– Скажите, эти пряжечки на туфлях у вас позолоченные или же просто золотые?
– Просто золотые…
Друзья синхронно повернули головы в сторону говорящего. Опираясь на пластиковую стенку, на них с усмешкой взирал довольно странный тип. Пожилой, лет за шестьдесят, сухощавый. Седая бородка и круглые очки делали его неуловимо похожим на Троцкого. Новенькая импортная дубленка никак не сочеталась с солдатскими валенками в блестящих галошах и потертой на углах спортивной сумкой с надписью «Олимпиада-80», надетой по-почтальонски через плечо. Довершал образ женский мохеровый берет явно ручной вязки.
Выпивающий в людном месте человек в любом городе СССР всегда становится объектом ухаживания со стороны тех, кто не успел до 19:00 или по экономическим причинам не смог стать временным владельцем бутылки водки, шнапса, ракии, чачи или любого другого аквавита. В студенческой среде это называлось «садиться на хвост». Но вид у «Троцкого» был отнюдь не заискивающий, скорее, снисходительный.
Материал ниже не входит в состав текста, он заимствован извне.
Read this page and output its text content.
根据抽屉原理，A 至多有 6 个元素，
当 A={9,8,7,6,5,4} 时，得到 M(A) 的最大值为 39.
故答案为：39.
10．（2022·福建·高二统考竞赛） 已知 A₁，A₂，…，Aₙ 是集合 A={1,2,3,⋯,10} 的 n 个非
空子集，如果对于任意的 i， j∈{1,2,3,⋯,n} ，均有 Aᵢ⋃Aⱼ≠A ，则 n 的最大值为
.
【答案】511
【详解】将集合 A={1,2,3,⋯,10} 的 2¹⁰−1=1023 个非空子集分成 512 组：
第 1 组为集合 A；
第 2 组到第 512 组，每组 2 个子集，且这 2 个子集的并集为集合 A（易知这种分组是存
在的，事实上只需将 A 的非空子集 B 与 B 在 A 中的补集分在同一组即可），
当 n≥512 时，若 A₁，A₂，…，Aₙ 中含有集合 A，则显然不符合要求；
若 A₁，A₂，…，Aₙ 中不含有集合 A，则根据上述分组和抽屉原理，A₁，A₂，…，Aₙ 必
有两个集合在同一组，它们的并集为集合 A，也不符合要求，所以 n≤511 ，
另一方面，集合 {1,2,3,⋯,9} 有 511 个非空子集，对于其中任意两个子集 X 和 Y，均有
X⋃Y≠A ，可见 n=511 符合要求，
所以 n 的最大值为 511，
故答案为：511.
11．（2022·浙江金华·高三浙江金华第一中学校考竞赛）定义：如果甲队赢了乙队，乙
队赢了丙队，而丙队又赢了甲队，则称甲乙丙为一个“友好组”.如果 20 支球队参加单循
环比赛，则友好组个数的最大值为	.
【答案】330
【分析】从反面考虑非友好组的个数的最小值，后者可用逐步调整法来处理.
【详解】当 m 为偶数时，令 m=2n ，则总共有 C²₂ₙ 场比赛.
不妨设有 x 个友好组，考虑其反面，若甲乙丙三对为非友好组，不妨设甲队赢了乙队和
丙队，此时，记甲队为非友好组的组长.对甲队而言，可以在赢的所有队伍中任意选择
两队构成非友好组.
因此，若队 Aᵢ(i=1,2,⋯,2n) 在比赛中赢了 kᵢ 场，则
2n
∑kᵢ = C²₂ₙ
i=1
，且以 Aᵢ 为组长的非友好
– С чем же вы не согласны? – осторожно спросил Серый.
– Вы позволите? – «Троцкий» кивнул на подоконник. – А то как-то неудобно беседовать через порог.
– Сделайте милость, присаживайтесь, – подвинулся Димон и, взяв бутылку «Гаваны-в-лоб» в руку, символически обмахнул подоконник от невидимой пыли.
Незнакомец с удобством пристроился на освободившемся месте, достал из кармана дубленки кружевной носовой платок и протер запотевшие с мороза стекла очков.
– Разрешите представиться, – произнес он торжественно, – Иблисов Вил Аполлионович, практикующий философ.
– Вил – это, видимо, Владимир Ильич Ленин? – блеснул эрудицией Димон.
– Полагаю, что здесь возможна и другая этимология, – ответил новый знакомый. – Впрочем, как вам будет угодно.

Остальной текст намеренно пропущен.